Thursday, April 2, 2009

Vermont House gives preliminary OK to gay marriage,0,4594392.story

The paper edition of the trib hasn't had much in the way of minorities, so I decided to check out the website. Creatively enough, I searched for 'minorities' and up came a whole lot about Tiger Woods (which I didn't think really would've been that relevant) and a lot about this gay marriage vote that's been going on. So yes, this isn't about a racial minority but, instead, a minority in sexual orientation. Spicing things up a bit.

The lead was a combination of a scene-setter and a regular news lead. It contained most of the important information about the logistics of the vote, but threw in the fact that homosexual legislators were trying to persuade the voters by telling their own love stories. I think that this was a nice touch because, personally, I see the issue of gay marriage as more than just a vote left to a panel of people. It's about strangers deciding on whether they should recognize a couple's love if they are of the same gender. (Since this is my blog, I feel like it's ok to through in a little opinion here.) This isn't just about numbers, it's about people, and these people are brimming with emotion. I think it's a nice juxtaposition.

I appreciate the homosexual legislators in this article. In some of the other articles I've read about minorities, they lack sources of the race in question. Or, they have people of the race but not really connected to the event in question. Here are these homosexual legislators that are in the middle of it all - what a wonderful addition. They even have a person quoted saying that he would vote for allowing gay marriage if it was up to him, but his religion won't allow it. Again - a quote from a person in the middle of it all. These are the conflicts that come in to play with the vote. And yet, he blatantly marks his blending of church and state. Should a person who is so ruled by their religion be allowed to make decisions? He admitted that his personal choice varied from that of his church, yet he was bound. Ethical? eh.

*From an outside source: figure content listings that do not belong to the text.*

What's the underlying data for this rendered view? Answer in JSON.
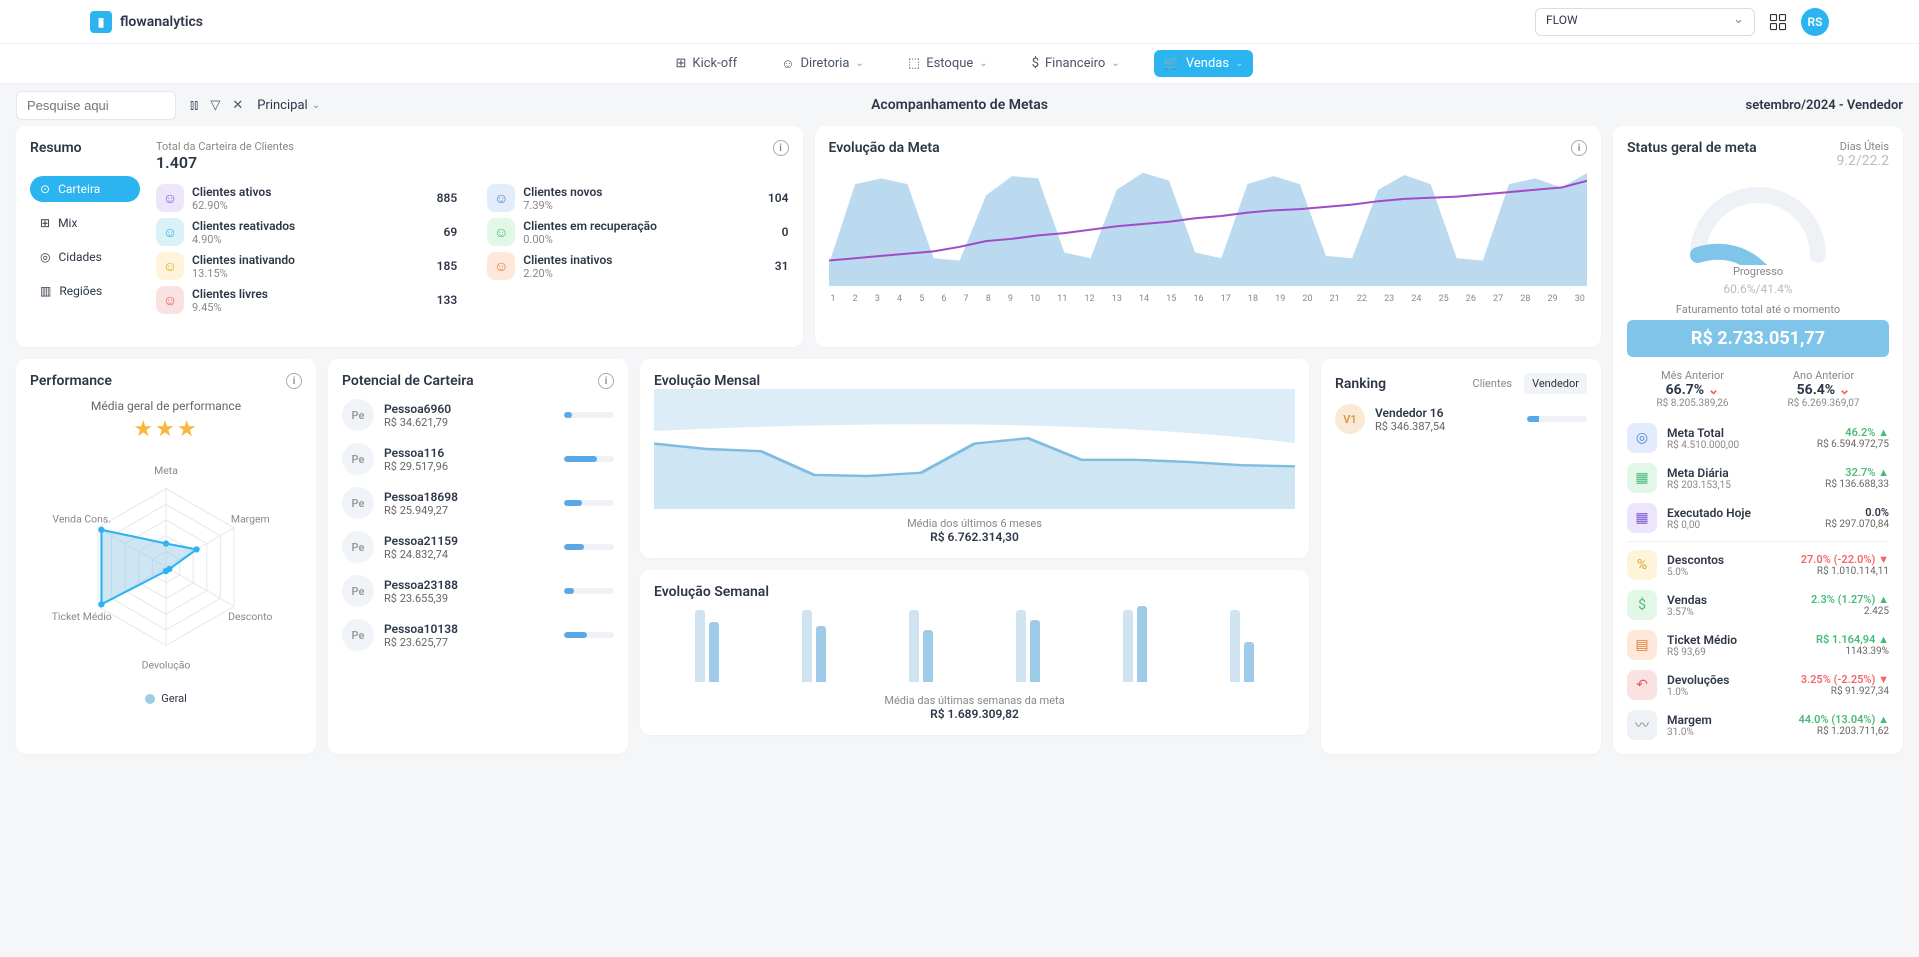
{
  "brand": "flowanalytics",
  "org_selector": "FLOW",
  "avatar_initials": "RS",
  "nav": {
    "kickoff": "Kick-off",
    "diretoria": "Diretoria",
    "estoque": "Estoque",
    "financeiro": "Financeiro",
    "vendas": "Vendas"
  },
  "subbar": {
    "search_placeholder": "Pesquise aqui",
    "dropdown": "Principal",
    "page_title": "Acompanhamento de Metas",
    "period": "setembro/2024 - Vendedor"
  },
  "resumo": {
    "title": "Resumo",
    "total_label": "Total da Carteira de Clientes",
    "total": "1.407",
    "tabs": {
      "carteira": "Carteira",
      "mix": "Mix",
      "cidades": "Cidades",
      "regioes": "Regiões"
    },
    "stats": [
      {
        "label": "Clientes ativos",
        "pct": "62.90%",
        "val": "885",
        "bg": "#ede6fb",
        "fg": "#7b5cd6"
      },
      {
        "label": "Clientes novos",
        "pct": "7.39%",
        "val": "104",
        "bg": "#e2ecfb",
        "fg": "#4b82d6"
      },
      {
        "label": "Clientes reativados",
        "pct": "4.90%",
        "val": "69",
        "bg": "#daf1f7",
        "fg": "#2bb4d6"
      },
      {
        "label": "Clientes em recuperação",
        "pct": "0.00%",
        "val": "0",
        "bg": "#e2f7e8",
        "fg": "#48bb78"
      },
      {
        "label": "Clientes inativando",
        "pct": "13.15%",
        "val": "185",
        "bg": "#fdf4da",
        "fg": "#d6a82b"
      },
      {
        "label": "Clientes inativos",
        "pct": "2.20%",
        "val": "31",
        "bg": "#fde8da",
        "fg": "#e27b3c"
      },
      {
        "label": "Clientes livres",
        "pct": "9.45%",
        "val": "133",
        "bg": "#fbe2e2",
        "fg": "#e05a5a"
      }
    ]
  },
  "evolucao_meta": {
    "title": "Evolução da Meta",
    "days": 30,
    "area_color": "#9ecbe8",
    "area2_color": "#d5e3ed",
    "line_color": "#a14cc7",
    "area_values": [
      0.15,
      0.85,
      0.9,
      0.85,
      0.2,
      0.18,
      0.75,
      0.92,
      0.9,
      0.25,
      0.2,
      0.8,
      0.95,
      0.88,
      0.25,
      0.2,
      0.85,
      0.92,
      0.85,
      0.22,
      0.2,
      0.8,
      0.93,
      0.85,
      0.2,
      0.18,
      0.85,
      0.9,
      0.82,
      0.95
    ],
    "line_values": [
      0.18,
      0.2,
      0.22,
      0.24,
      0.26,
      0.3,
      0.35,
      0.37,
      0.4,
      0.42,
      0.45,
      0.48,
      0.5,
      0.52,
      0.55,
      0.57,
      0.6,
      0.62,
      0.63,
      0.65,
      0.67,
      0.7,
      0.72,
      0.73,
      0.74,
      0.76,
      0.78,
      0.8,
      0.82,
      0.88
    ]
  },
  "performance": {
    "title": "Performance",
    "subtitle": "Média geral de performance",
    "stars": 3,
    "axes": [
      "Meta",
      "Margem",
      "Desconto",
      "Devolução",
      "Ticket Médio",
      "Venda Cons."
    ],
    "values": [
      0.3,
      0.45,
      0.05,
      0.05,
      0.95,
      0.95
    ],
    "fill_color": "#9ecbe8",
    "stroke_color": "#2bb4f0",
    "legend": "Geral"
  },
  "potencial": {
    "title": "Potencial de Carteira",
    "items": [
      {
        "name": "Pessoa6960",
        "val": "R$ 34.621,79",
        "pct": 15
      },
      {
        "name": "Pessoa116",
        "val": "R$ 29.517,96",
        "pct": 65
      },
      {
        "name": "Pessoa18698",
        "val": "R$ 25.949,27",
        "pct": 35
      },
      {
        "name": "Pessoa21159",
        "val": "R$ 24.832,74",
        "pct": 40
      },
      {
        "name": "Pessoa23188",
        "val": "R$ 23.655,39",
        "pct": 20
      },
      {
        "name": "Pessoa10138",
        "val": "R$ 23.625,77",
        "pct": 45
      }
    ],
    "bar_color": "#5aa9e6"
  },
  "evo_mensal": {
    "title": "Evolução Mensal",
    "sub_label": "Média dos últimos 6 meses",
    "sub_val": "R$ 6.762.314,30",
    "area_color": "#9ecbe8",
    "line_color": "#7fbce0",
    "values": [
      0.55,
      0.5,
      0.48,
      0.26,
      0.25,
      0.28,
      0.55,
      0.6,
      0.4,
      0.4,
      0.38,
      0.35,
      0.34
    ]
  },
  "evo_semanal": {
    "title": "Evolução Semanal",
    "sub_label": "Média das últimas semanas da meta",
    "sub_val": "R$ 1.689.309,82",
    "primary_color": "#9ecbe8",
    "secondary_color": "#d0e3f0",
    "pairs": [
      [
        0.9,
        0.75
      ],
      [
        0.9,
        0.7
      ],
      [
        0.9,
        0.65
      ],
      [
        0.9,
        0.78
      ],
      [
        0.9,
        0.95
      ],
      [
        0.9,
        0.5
      ]
    ]
  },
  "ranking": {
    "title": "Ranking",
    "toggle1": "Clientes",
    "toggle2": "Vendedor",
    "item": {
      "initials": "V1",
      "name": "Vendedor 16",
      "val": "R$ 346.387,54",
      "pct": 20,
      "bar_color": "#5aa9e6"
    }
  },
  "status": {
    "title": "Status geral de meta",
    "dias_label": "Dias Úteis",
    "dias_cur": "9.2",
    "dias_total": "/22.2",
    "progresso_label": "Progresso",
    "progresso_pct": "60.6%",
    "progresso_ref": "/41.4%",
    "gauge_value": 0.606,
    "gauge_color": "#7fc5e9",
    "fat_label": "Faturamento total até o momento",
    "fat_val": "R$ 2.733.051,77",
    "mes_anterior": {
      "label": "Mês Anterior",
      "pct": "66.7%",
      "dir": "down",
      "amt": "R$ 8.205.389,26"
    },
    "ano_anterior": {
      "label": "Ano Anterior",
      "pct": "56.4%",
      "dir": "down",
      "amt": "R$ 6.269.369,07"
    },
    "metrics_a": [
      {
        "icon": "◎",
        "bg": "#e2ecfb",
        "fg": "#4b82d6",
        "label": "Meta Total",
        "sub": "R$ 4.510.000,00",
        "pct": "46.2%",
        "pct_class": "green",
        "amt": "R$ 6.594.972,75",
        "arrow": "▲"
      },
      {
        "icon": "▦",
        "bg": "#e2f7e8",
        "fg": "#48bb78",
        "label": "Meta Diária",
        "sub": "R$ 203.153,15",
        "pct": "32.7%",
        "pct_class": "green",
        "amt": "R$ 136.688,33",
        "arrow": "▲"
      },
      {
        "icon": "▦",
        "bg": "#ede6fb",
        "fg": "#7b5cd6",
        "label": "Executado Hoje",
        "sub": "R$ 0,00",
        "pct": "0.0%",
        "pct_class": "",
        "amt": "R$ 297.070,84",
        "arrow": ""
      }
    ],
    "metrics_b": [
      {
        "icon": "%",
        "bg": "#fdf4da",
        "fg": "#d6a82b",
        "label": "Descontos",
        "sub": "5.0%",
        "pct": "27.0% (-22.0%)",
        "pct_class": "red",
        "amt": "R$ 1.010.114,11",
        "arrow": "▼"
      },
      {
        "icon": "$",
        "bg": "#e2f7e8",
        "fg": "#48bb78",
        "label": "Vendas",
        "sub": "3.57%",
        "pct": "2.3% (1.27%)",
        "pct_class": "green",
        "amt": "2.425",
        "arrow": "▲"
      },
      {
        "icon": "▤",
        "bg": "#fde8da",
        "fg": "#e27b3c",
        "label": "Ticket Médio",
        "sub": "R$ 93,69",
        "pct": "R$ 1.164,94",
        "pct_class": "green",
        "amt": "1143.39%",
        "arrow": "▲"
      },
      {
        "icon": "↶",
        "bg": "#fbe2e2",
        "fg": "#e05a5a",
        "label": "Devoluções",
        "sub": "1.0%",
        "pct": "3.25% (-2.25%)",
        "pct_class": "red",
        "amt": "R$ 91.927,34",
        "arrow": "▼"
      },
      {
        "icon": "〰",
        "bg": "#eef1f6",
        "fg": "#888",
        "label": "Margem",
        "sub": "31.0%",
        "pct": "44.0% (13.04%)",
        "pct_class": "green",
        "amt": "R$ 1.203.711,62",
        "arrow": "▲"
      }
    ]
  }
}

While I am a supporter of gay marriage, I still feel as though the opposing side was under-represented. There is the quote from the man who voted against it, but wished he didn't have to, and then there are two more shorter quotes from other objectors. These two quotes seem to lack the punch that the quotes of the supporters carry. The one quote that puts up a good front is one from Douglas, who personally opposes but says he won't push his opinions on others. I do get a pro-gay marriage feel overall, though.

The article includes good information, including a little about the law in other states as well as where the bill is likely headed. Even with the good sources, I felt like the article was a little dry. The transitions were somewhat choppy and I didn't feel a strong overall connectedness.

1 comment:

  1. I didn't really detect the same bias in the article. Though it's true that the opposition is not featured as heavily, those in favor of gay marriage represented the majority. In some instances, it's more appropriate to cover arguments proportionately rather than "balance" them.